Thérapie de couple – 2

Ce que je vis me ravit : le champ de la caméra couvrait le salon au fond de la pièce, et la table de la salle à manger au premier plan. La vue des jambes écartées de ma femme, allongée sur la table, agitées par les mouvements de va et vient d’Antoine me fit frémir de bonheur. Pour une raison que j’ignore, le son était inaudible, mais je n’en avais cure. Je repris le film à son début, tel le gourmet qui cherche à se régaler de la moindre gorgée d’un mets d’exception. Pendant de longues minutes, Antoine et Sonia semblent discuter de banalités. L’image est floue, car ils sont assis sur le canapé du salon, je distingue assez mal les visages, mais à la gestuelle de ma femme, je vois bien qu’elle est mal à l’aise. Puis elle se lève et, d’après ses gestes, il me semble qu’elle demande à Antoine de partir. Ce dernier se lève à sa suite jusqu’à hauteur de la table où je les distingue parfaitement. Sonia a le regard noir, elle semble fixer l’objectif de la caméra, je me demande même si elle ne voit pas le voyant vert de celle-ci.
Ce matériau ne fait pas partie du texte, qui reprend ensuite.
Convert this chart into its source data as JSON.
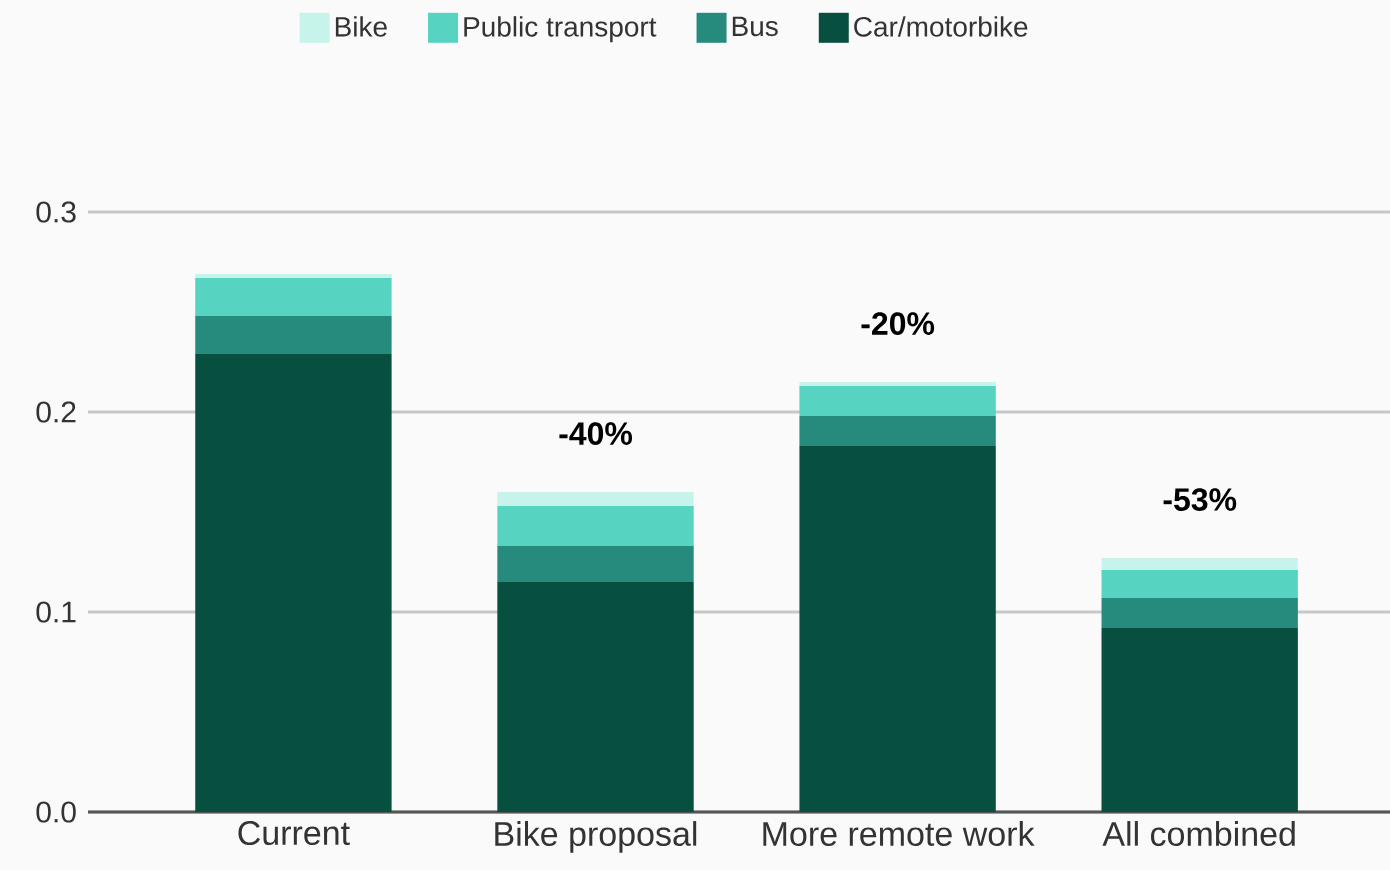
{
  "chart_data": {
    "type": "bar",
    "stacked": true,
    "categories": [
      "Current",
      "Bike proposal",
      "More remote work",
      "All combined"
    ],
    "series": [
      {
        "name": "Car/motorbike",
        "color": "#074f3e",
        "values": [
          0.229,
          0.115,
          0.183,
          0.092
        ]
      },
      {
        "name": "Bus",
        "color": "#268b7c",
        "values": [
          0.019,
          0.018,
          0.015,
          0.015
        ]
      },
      {
        "name": "Public transport",
        "color": "#56d3c1",
        "values": [
          0.019,
          0.02,
          0.015,
          0.014
        ]
      },
      {
        "name": "Bike",
        "color": "#c6f4eb",
        "values": [
          0.002,
          0.007,
          0.002,
          0.006
        ]
      }
    ],
    "ylim": [
      0,
      0.3
    ],
    "yticks": [
      {
        "value": 0,
        "label": "0.0"
      },
      0.1,
      0.2,
      0.3
    ],
    "grid": "y",
    "legend": "top",
    "annotations": [
      {
        "text": "-40%",
        "x": "Bike proposal",
        "y": 0.16
      },
      {
        "text": "-20%",
        "x": "More remote work",
        "y": 0.215
      },
      {
        "text": "-53%",
        "x": "All combined",
        "y": 0.127
      }
    ]
  }
}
Pendant ce temps, Antoine lui parle en s’approchant d’elle. Elle reste les bras croisés lorsqu’il commence à lui toucher les épaules. Elle s’incline légèrement pour l’empêcher de lui poser un baiser dans le cou. Mon excitation est intense car je vois l’instant où elle franchit le pas, en gros plan. A son visage, la tension est extrême : elle ne semble pas vraiment approuver ce qu’elle va faire. Pourtant, elle décroise ses bras, sans se retourner, ce qu’Antoine prend pour un encouragement. Il a maintenant les mains qui remontent de ses hanches à la naissance de ses seins. Libres de tout mouvement sous le tee-shirt blanc, il les effleure délicatement, comme s’il craignait de les briser. Les pointes de ses seins sont dressées sous le tissu lorsqu’il recommence à l’embrasser dans le cou. Avec les caresses qui se font plus franches, je vois les deux reliefs accompagner les mouvements des mains.
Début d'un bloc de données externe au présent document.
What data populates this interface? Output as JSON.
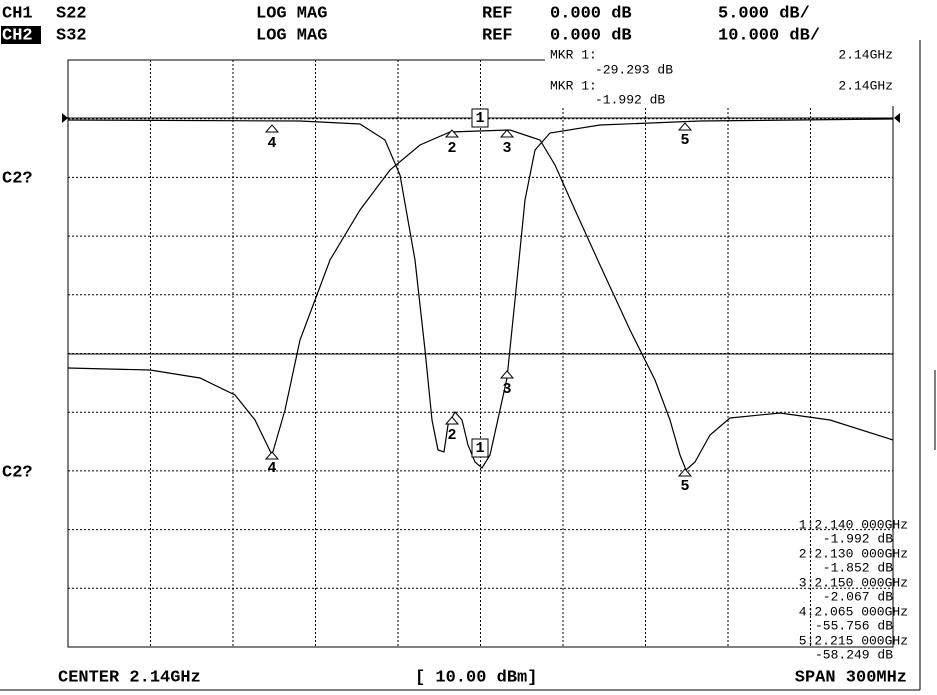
{
  "header": {
    "ch1": {
      "channel": "CH1",
      "param": "S22",
      "format": "LOG MAG",
      "ref_label": "REF",
      "ref": "0.000 dB",
      "scale": "5.000 dB/"
    },
    "ch2": {
      "channel": "CH2",
      "param": "S32",
      "format": "LOG MAG",
      "ref_label": "REF",
      "ref": "0.000 dB",
      "scale": "10.000 dB/"
    }
  },
  "marker_readout": [
    {
      "label": "MKR 1:",
      "freq": "2.14GHz",
      "value": "-29.293 dB"
    },
    {
      "label": "MKR 1:",
      "freq": "2.14GHz",
      "value": "-1.992 dB"
    }
  ],
  "channel_labels": [
    "C2?",
    "C2?"
  ],
  "trace_markers": [
    "4",
    "2",
    "1",
    "3",
    "5"
  ],
  "marker_list": [
    {
      "freq": "1:2.140 000GHz",
      "value": "-1.992 dB"
    },
    {
      "freq": "2:2.130 000GHz",
      "value": "-1.852 dB"
    },
    {
      "freq": "3:2.150 000GHz",
      "value": "-2.067 dB"
    },
    {
      "freq": "4:2.065 000GHz",
      "value": "-55.756 dB"
    },
    {
      "freq": "5:2.215 000GHz",
      "value": "-58.249 dB"
    }
  ],
  "footer": {
    "center": "CENTER 2.14GHz",
    "power": "[ 10.00 dBm]",
    "span": "SPAN 300MHz"
  }
}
Sonia a les yeux mi-clos, elle s’abandonne à cet homme qui maintenant a éveillé en elle l’excitation interdite. Comme embarrassée, elle donne l’air de ne pas savoir que faire de ses mains, mais Antoine a pris l’initiative de soulever sa petite jupe noire. Du moins, je le devine, car le champ de la caméra s’arrête au niveau du nombril. Il est toujours plaqué contre son dos, et je pense qu’il a maintenant sa main gauche au niveau du bas-ventre, ce qui lui permet de se frotter contre ses fesses. La main droite continue de lui caresser le sein qui s’est retrouvé découvert lorsqu’il s’est faufilé sous le vêtement. Soudain, Antoine interrompt cet instant torride, retourne Sonia et cherche à l’embrasser, ce qu’elle refuse. Elle lui dit quelques mots, il acquiesce et l’attire vers la table. Comme ils ont reculé de quelques pas, je les vois maintenant jusqu’à hauteur des genoux. En deux gestes, il fait glisser la jupe au sol, Sonia l’enjambe et rejoint Antoine appuyé contre la table. Les deux mains de l’homme parcourent les formes arrondies du postérieur sous la culotte blanche, il a en bouche le téton qui était tout à l’heure découvert.
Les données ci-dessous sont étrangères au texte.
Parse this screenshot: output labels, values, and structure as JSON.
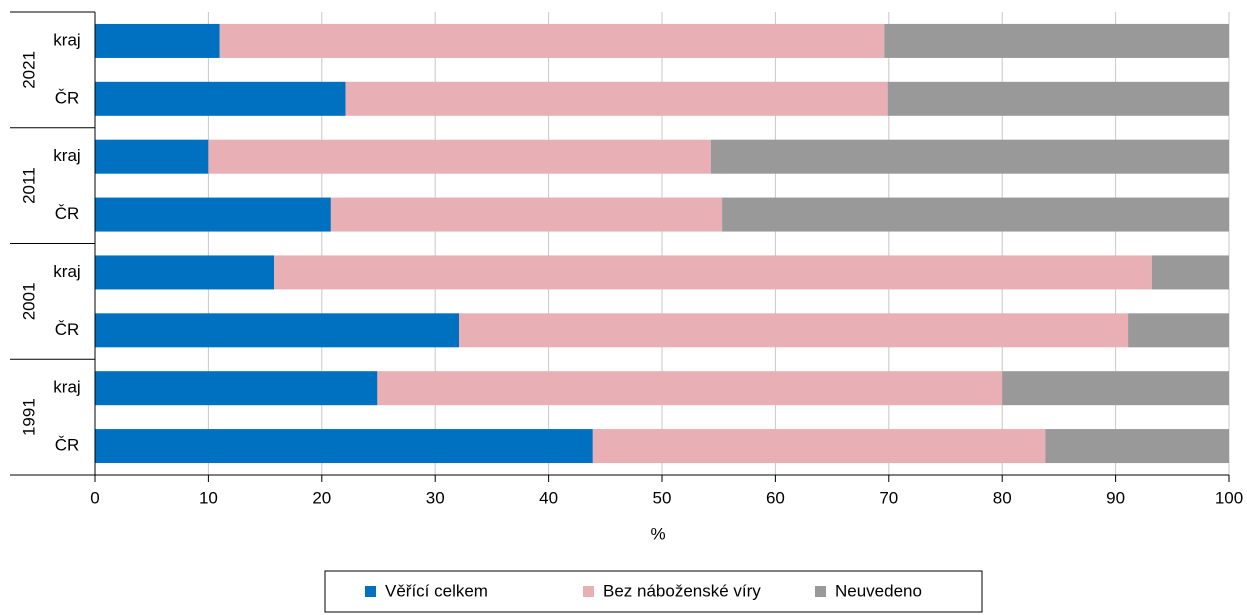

Dans le même temps, elle le caresse, comme elle le fait parfois avec moi : la main gauche sur les bourses, la droite massant le membre avec la paume. D’après les soubresauts qui se transmettent à la table, je devine qu’il a éjaculé dans son pantalon. Elle ne s’en est pas rendue compte, car elle continue ses gestes nerveux, jusqu’à ce que la turgescence défaillante de l’organe ne trahisse l’éjaculation précoce. Après toutes ces années d’abstinence, nous sommes tous trois indulgents pour cette panne. Sonia dégrafe la boucle du ceinturon, ouvre la braguette et fait glisser le vêtement par terre. Son amant est tendu, il a fermé les yeux lorsqu’elle a vigoureusement repris en main le sexe flaccide et englué. Elle commence à toute vitesse, le sperme lubrifiant le mouvement frénétique. Malheureusement, malgré la bonne volonté conjuguée des deux amants, la rigidité déficiente persiste. Il se redresse, retourne Sonia vers la table, la soulève et l’assied face à lui.

Il se penche sur elle, un temps, je crois qu’il va essayer de la pénétrer malgré tout. Comme il est discrètement de travers, je vois qu’au contraire, il caresse avec une de ses mains son gland contre la culotte et l’intérieur des cuisses qui se trouvent désormais juste à la bonne hauteur. Elle, reste passive, accoudée, elle semble concentrée à synchroniser ses mouvements de bassin avec ceux du membre qui reprend peu à peu du volume. Je me permets un petit retour en arrière : en effet, elle soupire chaque fois que le gland, de plus en plus vigoureux entre en contact avec son petit minou. En fait, ses mouvements cherchent à augmenter la vigueur des à coups. Tirant la culotte sur le côté, il la pénètre enfin. Visage de surprise de Sonia qui ne s’y attendait pas. La pénétration est assez courte, je ne vois plus que les fesses de l’homme, mais je devine des gestes lents et profonds.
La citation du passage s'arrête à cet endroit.